One thing I’m finding, and I may have mentioned this before, is that lazy loading and distributed caching don’t play nice.
Over the past few months I’ve been identifying heavily accessed objects in our application that seldom change and introducing caching. Up until recently that caching has been accomplished using the built-in ASP.NET in-memory cache. In tandem with this caching effort we’ve grown our website from a one node webserver to a N node web farm. With that comes the need for a distributed cache to keep the various node’s caches in sync.

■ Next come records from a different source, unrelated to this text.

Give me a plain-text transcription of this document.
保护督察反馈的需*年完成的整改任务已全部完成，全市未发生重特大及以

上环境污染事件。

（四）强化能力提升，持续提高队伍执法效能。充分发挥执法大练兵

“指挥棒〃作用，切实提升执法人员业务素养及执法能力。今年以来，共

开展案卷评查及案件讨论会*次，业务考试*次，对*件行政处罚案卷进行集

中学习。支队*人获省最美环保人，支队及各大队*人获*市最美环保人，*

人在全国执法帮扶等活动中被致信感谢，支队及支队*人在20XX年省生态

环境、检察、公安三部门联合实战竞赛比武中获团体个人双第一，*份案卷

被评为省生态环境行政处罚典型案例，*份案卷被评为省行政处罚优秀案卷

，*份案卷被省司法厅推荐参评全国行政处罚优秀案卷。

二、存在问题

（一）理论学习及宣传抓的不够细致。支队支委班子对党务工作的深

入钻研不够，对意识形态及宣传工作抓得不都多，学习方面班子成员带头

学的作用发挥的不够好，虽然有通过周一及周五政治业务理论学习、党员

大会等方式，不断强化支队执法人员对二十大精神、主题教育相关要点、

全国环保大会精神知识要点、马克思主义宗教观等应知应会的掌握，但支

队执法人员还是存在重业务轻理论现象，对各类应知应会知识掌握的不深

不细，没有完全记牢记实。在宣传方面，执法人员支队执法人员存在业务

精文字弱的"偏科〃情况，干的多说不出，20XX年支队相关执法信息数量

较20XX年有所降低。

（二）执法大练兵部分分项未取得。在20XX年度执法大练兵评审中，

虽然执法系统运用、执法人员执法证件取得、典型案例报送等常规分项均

To accomplish distributed caching we’ve been using NCache, which is a great tool, very cool. However, one of the major differences between in-memory caches and distributed caches, is that in-memory caches are direct memory references to the object, while distributed caches work with serialized copies of the objects. If you’re not already familiar with the problem you’re probably starting to see why that’s an issue for lazy loading.
Many of the objects in our application use lazy loading. With an in-memory cache this isn’t an issue, the lazy loaded properties get loaded on-demand, and are directly available to the next caller. The properties are loaded on the first call, but available as part of the cached object on subsequent calls. However, in a distributed cache, the object is a copy. Therefore, if the object is placed into the cache before the lazy load properties are accessed, which is generally the case, every caller get’s a copy of the object without the lazy loaded data, and each copy then must load its properties on-demand. So while the top level object may be cached, all the lazy loaded child objects are not cached.
My solution to this, thus far, has been to force the eager loading of those child objects prior to placing the objects in the cache. It does mean, that for an object with a deep graph there’s a fair amount of analysis that has to take place to make sure all the significant child objects are eager loaded when cached, but lazy loaded otherwise. If this isn’t done properly, and I’ve been burned by it several times, switching from an in-memory cache to a distributed cache can result in significant performance degradation do to the reduced amount of caching taking place.
Some might argue that caching objects with large or deep graphs is a bad idea and the source of my woes, but it works so naturally with an in-memory cache its hard to pass up, I just wish it were just as natural with a distributed cache.